The shadow of The Woman in Black also lies long over the menace of the marshes of Fishbourne. Disgruntled shopkeepers mutter darkly about the inaccessibility of Connie and Gifford’s house, there is talk of men disappearing into the mudflats and drownings being “common” in the area. And then there is the wonderfully paced realisation that perhaps the entire village is in on whatever secret is lying in the marshes.

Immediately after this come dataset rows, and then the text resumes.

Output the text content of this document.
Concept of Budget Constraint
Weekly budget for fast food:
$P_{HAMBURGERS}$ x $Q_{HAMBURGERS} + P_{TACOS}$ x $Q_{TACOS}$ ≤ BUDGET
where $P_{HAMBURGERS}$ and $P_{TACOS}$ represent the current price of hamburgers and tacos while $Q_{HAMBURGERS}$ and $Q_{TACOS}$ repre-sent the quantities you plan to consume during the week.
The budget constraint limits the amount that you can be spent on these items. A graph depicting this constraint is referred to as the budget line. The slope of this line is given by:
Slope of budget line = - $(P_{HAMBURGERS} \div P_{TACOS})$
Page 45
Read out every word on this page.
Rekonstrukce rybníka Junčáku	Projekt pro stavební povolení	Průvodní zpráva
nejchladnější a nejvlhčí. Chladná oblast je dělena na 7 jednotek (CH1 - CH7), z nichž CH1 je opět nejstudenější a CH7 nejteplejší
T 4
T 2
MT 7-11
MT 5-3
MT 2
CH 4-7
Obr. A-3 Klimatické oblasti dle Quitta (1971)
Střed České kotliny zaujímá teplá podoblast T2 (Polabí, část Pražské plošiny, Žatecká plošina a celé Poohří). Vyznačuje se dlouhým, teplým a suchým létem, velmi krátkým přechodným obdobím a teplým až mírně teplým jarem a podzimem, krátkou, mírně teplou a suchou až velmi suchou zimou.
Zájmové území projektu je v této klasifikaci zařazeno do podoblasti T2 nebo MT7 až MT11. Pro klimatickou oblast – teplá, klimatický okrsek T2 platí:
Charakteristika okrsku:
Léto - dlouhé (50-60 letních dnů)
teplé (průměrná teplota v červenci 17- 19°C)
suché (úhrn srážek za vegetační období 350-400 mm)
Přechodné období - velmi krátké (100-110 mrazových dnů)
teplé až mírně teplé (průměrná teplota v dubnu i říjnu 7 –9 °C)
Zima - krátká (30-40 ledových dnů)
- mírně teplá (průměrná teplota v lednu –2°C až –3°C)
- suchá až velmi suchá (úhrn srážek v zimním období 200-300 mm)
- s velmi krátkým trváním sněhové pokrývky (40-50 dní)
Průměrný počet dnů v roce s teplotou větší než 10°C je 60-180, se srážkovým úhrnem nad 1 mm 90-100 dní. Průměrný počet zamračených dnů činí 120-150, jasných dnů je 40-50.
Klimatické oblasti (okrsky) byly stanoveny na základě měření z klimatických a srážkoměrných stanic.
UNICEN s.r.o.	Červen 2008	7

This summer has been an exceptionally strong one for this sort of commercial literary fiction. The Taxidermist’s Daughter has similar themes – and indeed scenes – to recent female-led novels such as Elizabeth is Missing, The Miniaturist, and The Paying Guests, which make it sparkle a little less than it might have done in a grey spring. But it is unfair to judge Mosse’s prose and her dexterous storytelling as a result of its publication date. After all, it’s a source for celebration to see so much vibrant fiction beyond the Man Booker list. Just pop this one by the bedside for a month or two and open it on a dark, chilly winter evening –then, this story will be a rare treat which will haunt you for days.